1.14 - Lait, fit Ludwig Wittgenstein. Un peu de lait. Blanc. Le lait est blanc. Un peu de lait est blanc. Le lait de la vache est blanc. Le peu de lait de la vache est blanc. Le peu de lait est vache. La vache est blanche...

1.15 - Il parlait d'une voix timide et douce, avec beau­coup de difficulté, butant sur un mot, en lâchant trois autres en mitraillette juste derrière, posant par­tout sur le monde ses yeux affolés. Comme je ne bou­geais pas, il entra dans le vestibule. Il avança vers la cuisine à l'odeur. Ma mère coupait des concombres. Enchantée, elle dit en levant un instant les yeux de ses épluchures. Ludwig contempla la pièce avec angoisse. J'ouvris le frigo dans un état second et lui servis un verre de lait de vingt-cinq centilitres. Il le but d'un trait puis partit dans les couloirs de la maison. Ma mère et moi dinâmes dans la cuisine. Je mangeai très peu, ma mère avait pourtant préparé une salade de riz, j'aimais beaucoup ses salades de riz, surtout les bâtonnets de surimi qu'elle mettait dedans. Mais j'avais l'estomac renversé à cause de Ludwig Wittgenstein, pour tout dire je me question­nais sur ma santé mentale. Questionnement qui ne ferait que s'amplifier les jours suivants. À travers la porte du living-room, j'entendais le philosophe autri­chien parler seul, ou plutôt marmonner - marmon­ner serait le terme le plus approprié pour décrire sa manière de s’exprimer.

1.16 - Tu fermeras bien les verrous derrière ton ami, dit ma mère en débarrassant la table. Et ne te couche pas trop tard. Puis elle monta dans sa chambre. Je rejoignis Ludwig dans le living-room. Il était assis à la place de ma mère, côté gauche du sofa en laine torsadée, regardant attentivement son verre de lait vide sur la table basse. Il tourna les yeux vers moi.

1.17 - Lait écrémé, il fit encore. Lait demi-écrémé. Lait entier. Le lait entier n'est pas le lait écrémé. Le lait écrémé n'est pas le lait demi-écrémé. Le lait demi-écrémé n'est pas le lait entier. Pourtant : lait entier, lait demi-écrémé et lait écrémé sont chacun une forme de lait qui…

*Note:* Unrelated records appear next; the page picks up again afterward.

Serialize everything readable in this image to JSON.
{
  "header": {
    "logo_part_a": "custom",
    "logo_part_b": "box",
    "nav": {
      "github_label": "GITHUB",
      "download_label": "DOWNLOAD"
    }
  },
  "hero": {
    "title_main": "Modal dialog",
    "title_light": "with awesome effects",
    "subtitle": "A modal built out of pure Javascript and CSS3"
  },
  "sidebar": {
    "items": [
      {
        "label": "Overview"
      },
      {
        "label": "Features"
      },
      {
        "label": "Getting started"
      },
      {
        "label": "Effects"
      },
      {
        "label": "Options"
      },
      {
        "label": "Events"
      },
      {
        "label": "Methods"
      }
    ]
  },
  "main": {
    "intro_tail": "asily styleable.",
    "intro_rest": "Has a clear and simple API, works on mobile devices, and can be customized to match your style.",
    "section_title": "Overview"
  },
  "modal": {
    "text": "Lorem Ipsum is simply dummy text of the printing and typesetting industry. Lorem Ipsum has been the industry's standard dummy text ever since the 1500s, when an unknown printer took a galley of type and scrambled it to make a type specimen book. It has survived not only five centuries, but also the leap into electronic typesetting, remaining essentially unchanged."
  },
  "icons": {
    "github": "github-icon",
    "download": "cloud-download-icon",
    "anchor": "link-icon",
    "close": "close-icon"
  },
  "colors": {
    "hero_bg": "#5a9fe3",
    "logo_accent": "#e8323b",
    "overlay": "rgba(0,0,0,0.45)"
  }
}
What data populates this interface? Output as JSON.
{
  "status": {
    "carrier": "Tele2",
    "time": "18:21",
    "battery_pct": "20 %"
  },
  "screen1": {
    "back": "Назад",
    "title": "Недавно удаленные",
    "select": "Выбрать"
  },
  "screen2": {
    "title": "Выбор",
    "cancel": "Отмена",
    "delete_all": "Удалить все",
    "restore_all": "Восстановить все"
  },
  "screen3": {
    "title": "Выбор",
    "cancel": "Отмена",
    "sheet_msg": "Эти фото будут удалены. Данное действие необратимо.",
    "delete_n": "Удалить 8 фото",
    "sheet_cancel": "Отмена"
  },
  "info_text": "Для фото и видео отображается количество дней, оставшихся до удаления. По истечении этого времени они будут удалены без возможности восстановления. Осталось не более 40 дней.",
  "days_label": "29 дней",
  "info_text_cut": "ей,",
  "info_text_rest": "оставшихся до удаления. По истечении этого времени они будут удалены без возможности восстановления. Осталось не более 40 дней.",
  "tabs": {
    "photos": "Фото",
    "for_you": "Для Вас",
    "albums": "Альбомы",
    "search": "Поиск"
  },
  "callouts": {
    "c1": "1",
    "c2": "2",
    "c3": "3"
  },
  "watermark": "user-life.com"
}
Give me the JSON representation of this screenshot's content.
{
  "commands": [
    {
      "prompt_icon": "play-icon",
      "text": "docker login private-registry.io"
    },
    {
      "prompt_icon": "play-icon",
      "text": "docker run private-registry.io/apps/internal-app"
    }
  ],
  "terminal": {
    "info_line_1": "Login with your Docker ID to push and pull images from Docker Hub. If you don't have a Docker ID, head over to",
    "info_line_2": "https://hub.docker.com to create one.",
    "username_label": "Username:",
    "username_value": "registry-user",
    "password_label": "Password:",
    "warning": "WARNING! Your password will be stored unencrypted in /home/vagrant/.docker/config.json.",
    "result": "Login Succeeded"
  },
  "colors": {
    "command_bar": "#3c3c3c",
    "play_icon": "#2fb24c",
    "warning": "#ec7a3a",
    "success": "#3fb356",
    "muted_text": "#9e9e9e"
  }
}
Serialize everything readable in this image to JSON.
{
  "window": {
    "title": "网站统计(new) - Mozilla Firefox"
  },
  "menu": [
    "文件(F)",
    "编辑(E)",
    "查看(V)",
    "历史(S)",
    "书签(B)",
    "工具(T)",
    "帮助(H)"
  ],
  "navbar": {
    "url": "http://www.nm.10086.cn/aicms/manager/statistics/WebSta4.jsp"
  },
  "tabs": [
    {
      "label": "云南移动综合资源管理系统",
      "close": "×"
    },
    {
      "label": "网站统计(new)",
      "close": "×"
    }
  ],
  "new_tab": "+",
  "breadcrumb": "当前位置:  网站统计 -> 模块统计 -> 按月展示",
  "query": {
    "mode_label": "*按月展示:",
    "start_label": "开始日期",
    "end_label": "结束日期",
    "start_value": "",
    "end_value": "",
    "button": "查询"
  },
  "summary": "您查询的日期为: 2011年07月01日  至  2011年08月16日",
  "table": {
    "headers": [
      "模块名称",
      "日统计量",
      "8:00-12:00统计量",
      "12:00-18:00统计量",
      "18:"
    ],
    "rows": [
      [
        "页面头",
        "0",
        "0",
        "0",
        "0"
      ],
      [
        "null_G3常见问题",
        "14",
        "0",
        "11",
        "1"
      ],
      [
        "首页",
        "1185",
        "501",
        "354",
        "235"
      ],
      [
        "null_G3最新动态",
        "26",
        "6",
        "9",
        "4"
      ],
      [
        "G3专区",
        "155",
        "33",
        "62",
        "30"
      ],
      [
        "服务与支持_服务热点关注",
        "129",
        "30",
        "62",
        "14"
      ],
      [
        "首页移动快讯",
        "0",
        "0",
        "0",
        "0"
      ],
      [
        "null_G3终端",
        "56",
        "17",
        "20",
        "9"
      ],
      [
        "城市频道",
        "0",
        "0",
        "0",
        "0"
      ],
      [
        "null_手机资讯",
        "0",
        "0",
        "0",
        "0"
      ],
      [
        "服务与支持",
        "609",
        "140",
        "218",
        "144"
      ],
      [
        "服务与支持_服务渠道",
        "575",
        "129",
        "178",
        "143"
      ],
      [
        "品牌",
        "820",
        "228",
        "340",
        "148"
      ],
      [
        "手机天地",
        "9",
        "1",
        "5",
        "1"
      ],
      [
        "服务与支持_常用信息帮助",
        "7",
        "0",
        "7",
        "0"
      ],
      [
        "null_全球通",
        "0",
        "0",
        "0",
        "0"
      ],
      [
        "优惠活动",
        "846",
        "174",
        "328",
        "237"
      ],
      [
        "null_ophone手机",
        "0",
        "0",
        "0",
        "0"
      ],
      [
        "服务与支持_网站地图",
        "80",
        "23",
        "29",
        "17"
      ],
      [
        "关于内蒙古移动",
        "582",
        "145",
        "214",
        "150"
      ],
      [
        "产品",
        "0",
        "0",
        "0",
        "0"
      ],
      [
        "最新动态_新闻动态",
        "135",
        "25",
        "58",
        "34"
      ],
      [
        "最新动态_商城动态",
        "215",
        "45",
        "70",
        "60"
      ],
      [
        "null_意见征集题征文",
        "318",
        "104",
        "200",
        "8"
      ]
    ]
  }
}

1.18 - Je lui en servis un second verre. Puis un bol. La chose la plus impressionnante n'était pas tant de le voir là, philosophe analytique autrichien contem­plant son bol de lait sur le canapé de ma mère, alors même qu'il était censé être mort le 29 avril 1951. C’était surtout de voir sont parfait état de conservation, yeux inquiets et tignasse désordonnée sur une veste en tweed exactement comme sur les photos d'archives. La même veste en tweed, le même pan­talon de flanelle. Après avoir bu environ soixante­ quinze centilitres de lait demi-écrémé, il se leva brusquement et marcha vers le vestibule sans dire un mot. Le temps de mettre mes pantoufles, poser mes lunettes de vue rapprochée, enfiler mes lunettes de vue longue, me lever et mettre ma robe de chambre, je le vis s'enfoncer dans la nuit en silence. Après quoi je fermai les huit verrous de la porte comme à l'ac­coutumée, mais je dois avouer que si j'avais eu une deuxième porte avec cinq ou six verrous je l'aurais fermée également. Je tremblais en me mettant au lit et j'en oubliai même de me brosser les dents.